日本は一方では自らの利益を考え、また一方では米国などの西側諸国に大いに迎合することで、「国連憲章」第7章に基づき、安保理が朝鮮に対して厳しい経済制裁を行う決議を採択するよう要求した。こうすることで、日本が眼中にない朝鮮に圧力をかけることができ、朝鮮にダメージを与えることで、朝鮮問題と東北アジア問題での中国とロシアの影響力を弱めることもできるのだ。

しかし、中国は自国の核心となる利益と東北アジア地域の安定を考慮して、拒否権という利器を発動する意向を示した。15カ国で構成される国連安保理は7月15日午後、朝鮮のミサイル試射問題に関する第1695号決議を全会一致で採択した。この決議は、日本の決議案を中ロ両国の提案で修正したものである。

「ポスト小泉」の日本外交

日本国内では「ポスト小泉」をにらんだ動きが本格化しはじめた。各政党や自民党内の各派閥の取り組みはまさに鳴物入りだ。特に「次の政権」を目指して。

現在の最大の未知数は、誰が日本の首相になるかだ。現状から見れば、選挙で有権者の支持を集められることを考えて、小泉氏はタカ派の安倍氏と麻生氏を後継者に仕立てようと尽力するだろう。なかでも安倍氏が有力視されている。ただし、二人のうちどちらが政権を握ったとしても、小泉氏の対外政策を継続し、大きな変化はあり得ない、というのが絶対的だろう。対外政策では、引き続き米国に追随し、米国を介してアジアをけん制するといったことが特徴になりそうだ。「常任理事国入り」を依然として目指す、靖国神社に参拝する、中国に対して強硬姿勢をとる一方で、韓国を引き込んで軟化させることで中韓を分裂させる、東南アジアや南アジア、中央アジアなどの諸国との関係強化を求めるなど、アジアでの孤立から抜け出す政策を実施していくだろう。
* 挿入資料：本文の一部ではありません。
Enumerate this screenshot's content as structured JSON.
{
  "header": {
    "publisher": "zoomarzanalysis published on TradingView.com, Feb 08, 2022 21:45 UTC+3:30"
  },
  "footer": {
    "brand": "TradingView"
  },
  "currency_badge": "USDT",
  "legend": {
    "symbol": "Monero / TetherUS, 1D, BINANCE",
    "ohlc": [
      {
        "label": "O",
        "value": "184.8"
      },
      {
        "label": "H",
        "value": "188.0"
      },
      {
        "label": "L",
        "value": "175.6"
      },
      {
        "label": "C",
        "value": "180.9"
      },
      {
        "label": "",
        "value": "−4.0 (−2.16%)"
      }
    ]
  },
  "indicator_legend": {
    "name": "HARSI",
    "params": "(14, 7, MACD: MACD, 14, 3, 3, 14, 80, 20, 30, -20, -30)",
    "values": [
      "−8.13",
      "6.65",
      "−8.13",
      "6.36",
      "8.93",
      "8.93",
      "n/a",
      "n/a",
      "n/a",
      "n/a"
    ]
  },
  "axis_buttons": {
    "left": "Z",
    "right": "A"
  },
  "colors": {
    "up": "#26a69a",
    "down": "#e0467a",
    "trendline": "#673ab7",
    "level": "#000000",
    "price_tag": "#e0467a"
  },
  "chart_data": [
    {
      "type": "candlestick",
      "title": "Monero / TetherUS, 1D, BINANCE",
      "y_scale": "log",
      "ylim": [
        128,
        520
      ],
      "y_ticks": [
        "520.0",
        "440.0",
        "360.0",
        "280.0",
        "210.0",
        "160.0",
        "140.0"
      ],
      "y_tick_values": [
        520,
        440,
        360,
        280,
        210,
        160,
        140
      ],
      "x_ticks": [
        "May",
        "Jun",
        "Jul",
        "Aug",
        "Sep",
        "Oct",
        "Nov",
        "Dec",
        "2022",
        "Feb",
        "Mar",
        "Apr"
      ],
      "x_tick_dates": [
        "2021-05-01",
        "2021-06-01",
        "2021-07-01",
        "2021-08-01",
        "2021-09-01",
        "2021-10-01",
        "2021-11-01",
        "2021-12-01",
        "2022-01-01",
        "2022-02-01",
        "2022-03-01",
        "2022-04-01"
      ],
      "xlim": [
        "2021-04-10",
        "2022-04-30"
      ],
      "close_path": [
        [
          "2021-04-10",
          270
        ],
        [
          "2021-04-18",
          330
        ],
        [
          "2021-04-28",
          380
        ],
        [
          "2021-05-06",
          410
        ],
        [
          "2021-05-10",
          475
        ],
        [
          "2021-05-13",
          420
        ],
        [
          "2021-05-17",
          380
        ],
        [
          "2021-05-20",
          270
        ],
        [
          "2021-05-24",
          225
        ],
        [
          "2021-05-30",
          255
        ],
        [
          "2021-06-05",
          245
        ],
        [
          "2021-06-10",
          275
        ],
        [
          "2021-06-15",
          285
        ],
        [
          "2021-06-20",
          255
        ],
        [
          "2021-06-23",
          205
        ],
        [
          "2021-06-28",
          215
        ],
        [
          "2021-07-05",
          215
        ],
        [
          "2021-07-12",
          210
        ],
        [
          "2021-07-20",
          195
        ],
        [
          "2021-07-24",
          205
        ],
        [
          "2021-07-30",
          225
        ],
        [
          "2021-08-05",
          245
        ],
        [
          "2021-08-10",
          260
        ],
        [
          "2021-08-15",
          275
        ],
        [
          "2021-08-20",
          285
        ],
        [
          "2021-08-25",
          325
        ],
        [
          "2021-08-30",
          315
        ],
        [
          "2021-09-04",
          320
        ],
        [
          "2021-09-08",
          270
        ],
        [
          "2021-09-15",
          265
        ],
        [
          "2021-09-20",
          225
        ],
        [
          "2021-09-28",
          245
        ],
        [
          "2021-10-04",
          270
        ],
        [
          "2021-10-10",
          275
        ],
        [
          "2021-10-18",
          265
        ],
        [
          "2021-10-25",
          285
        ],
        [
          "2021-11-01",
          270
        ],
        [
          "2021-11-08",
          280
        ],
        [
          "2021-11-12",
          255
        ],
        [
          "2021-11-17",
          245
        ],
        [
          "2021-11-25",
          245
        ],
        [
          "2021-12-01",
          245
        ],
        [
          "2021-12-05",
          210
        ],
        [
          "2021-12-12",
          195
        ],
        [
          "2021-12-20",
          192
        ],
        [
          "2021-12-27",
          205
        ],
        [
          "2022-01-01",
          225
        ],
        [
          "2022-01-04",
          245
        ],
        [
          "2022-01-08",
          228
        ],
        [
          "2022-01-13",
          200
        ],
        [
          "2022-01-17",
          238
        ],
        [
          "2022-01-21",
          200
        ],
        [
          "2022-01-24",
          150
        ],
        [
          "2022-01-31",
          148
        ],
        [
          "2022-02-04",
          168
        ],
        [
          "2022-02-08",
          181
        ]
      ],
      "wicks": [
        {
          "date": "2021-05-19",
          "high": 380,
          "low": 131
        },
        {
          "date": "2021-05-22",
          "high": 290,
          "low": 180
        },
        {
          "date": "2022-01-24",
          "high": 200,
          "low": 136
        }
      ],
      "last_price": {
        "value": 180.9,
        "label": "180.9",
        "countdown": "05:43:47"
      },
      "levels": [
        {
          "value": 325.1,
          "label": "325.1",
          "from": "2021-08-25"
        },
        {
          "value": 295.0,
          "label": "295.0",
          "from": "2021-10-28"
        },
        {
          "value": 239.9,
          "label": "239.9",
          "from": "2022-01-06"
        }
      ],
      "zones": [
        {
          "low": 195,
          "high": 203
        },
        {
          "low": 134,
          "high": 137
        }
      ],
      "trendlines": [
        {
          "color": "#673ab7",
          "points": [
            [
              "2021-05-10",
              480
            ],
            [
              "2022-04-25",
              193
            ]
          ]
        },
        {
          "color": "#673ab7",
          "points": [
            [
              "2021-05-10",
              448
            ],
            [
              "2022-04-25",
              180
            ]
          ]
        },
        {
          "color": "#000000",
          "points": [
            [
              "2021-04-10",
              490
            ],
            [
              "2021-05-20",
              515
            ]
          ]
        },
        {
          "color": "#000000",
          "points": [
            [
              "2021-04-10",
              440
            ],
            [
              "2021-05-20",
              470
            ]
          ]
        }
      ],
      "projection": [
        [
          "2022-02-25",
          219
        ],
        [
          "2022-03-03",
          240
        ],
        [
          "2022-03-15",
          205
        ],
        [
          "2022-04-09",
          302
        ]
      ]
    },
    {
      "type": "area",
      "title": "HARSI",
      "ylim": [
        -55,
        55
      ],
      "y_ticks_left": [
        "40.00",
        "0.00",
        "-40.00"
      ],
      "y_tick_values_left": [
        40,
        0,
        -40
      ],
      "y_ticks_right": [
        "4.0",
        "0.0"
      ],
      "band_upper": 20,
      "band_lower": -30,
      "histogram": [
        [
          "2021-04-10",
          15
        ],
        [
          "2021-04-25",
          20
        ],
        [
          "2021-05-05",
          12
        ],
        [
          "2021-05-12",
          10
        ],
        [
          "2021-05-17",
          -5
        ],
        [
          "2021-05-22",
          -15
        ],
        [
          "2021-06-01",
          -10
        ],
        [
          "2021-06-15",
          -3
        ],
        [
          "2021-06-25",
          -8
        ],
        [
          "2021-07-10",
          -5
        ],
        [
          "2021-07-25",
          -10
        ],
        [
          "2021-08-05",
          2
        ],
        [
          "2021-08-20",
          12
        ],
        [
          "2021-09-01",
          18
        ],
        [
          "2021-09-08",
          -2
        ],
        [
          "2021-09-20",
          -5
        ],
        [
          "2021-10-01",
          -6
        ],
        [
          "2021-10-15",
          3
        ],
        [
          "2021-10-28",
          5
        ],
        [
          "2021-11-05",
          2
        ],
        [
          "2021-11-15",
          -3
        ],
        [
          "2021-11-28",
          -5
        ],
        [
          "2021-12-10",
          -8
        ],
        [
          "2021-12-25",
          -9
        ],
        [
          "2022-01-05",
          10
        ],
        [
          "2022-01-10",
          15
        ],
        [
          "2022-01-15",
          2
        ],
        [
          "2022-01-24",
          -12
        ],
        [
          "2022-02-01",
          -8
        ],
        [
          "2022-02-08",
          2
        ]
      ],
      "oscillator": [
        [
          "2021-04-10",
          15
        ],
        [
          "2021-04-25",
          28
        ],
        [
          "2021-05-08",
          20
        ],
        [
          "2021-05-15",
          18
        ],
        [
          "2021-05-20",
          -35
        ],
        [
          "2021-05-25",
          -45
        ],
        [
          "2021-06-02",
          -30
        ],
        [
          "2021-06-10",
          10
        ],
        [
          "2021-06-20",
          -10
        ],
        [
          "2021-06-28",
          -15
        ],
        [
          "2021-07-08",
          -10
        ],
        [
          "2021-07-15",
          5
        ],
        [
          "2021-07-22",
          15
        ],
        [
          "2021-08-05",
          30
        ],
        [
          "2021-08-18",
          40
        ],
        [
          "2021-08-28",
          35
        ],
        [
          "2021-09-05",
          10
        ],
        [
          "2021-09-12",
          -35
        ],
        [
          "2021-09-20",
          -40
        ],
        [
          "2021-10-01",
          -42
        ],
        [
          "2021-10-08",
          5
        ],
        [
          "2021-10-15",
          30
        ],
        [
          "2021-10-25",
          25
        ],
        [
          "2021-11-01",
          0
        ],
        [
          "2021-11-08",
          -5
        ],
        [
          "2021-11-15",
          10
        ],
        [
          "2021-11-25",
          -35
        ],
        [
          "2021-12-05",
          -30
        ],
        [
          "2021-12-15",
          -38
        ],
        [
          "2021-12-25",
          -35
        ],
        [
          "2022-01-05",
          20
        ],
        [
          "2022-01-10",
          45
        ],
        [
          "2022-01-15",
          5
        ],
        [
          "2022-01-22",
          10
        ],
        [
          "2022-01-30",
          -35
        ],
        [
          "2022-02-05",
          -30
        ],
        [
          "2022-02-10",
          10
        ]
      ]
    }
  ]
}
仮に中日関係、中韓関係の問題が日本国民の関心の焦点となり、また中韓両国が理にかなった力のある、節度ある姿勢で問題を処理できれば、小泉政権が中韓のほかにも、米国を含む国際社会や日本国内から非難されて、かなりの失点になる可能性は排除できない。そうなると、自民党内の一部の有力者やその他の派閥の政治勢力が役割を果たして、比較的穏健な福田康夫氏か、与謝野馨氏らを担ぎ出すこともあり得るし、ダークホースが突如現れる可能性も排除できない。ただ、小泉直系ではない人物が政権を執れば、日本の対外政策は大きく調整されるだろう。とくにアジアがより重視され、日韓との関係の協調性に努める対外政策が生まれる可能性は大きい。

靖国神社参拝が非難されているなか、たとえ強硬派の安倍晋三氏が首相に選ばれたとしても、敢えてそうやすやすと靖国神社を参拝するとは限らない。しかし、米国を重視し、ひいては米国に追随することが日本外交の短期間では改変できない長期的な政策となるだろう。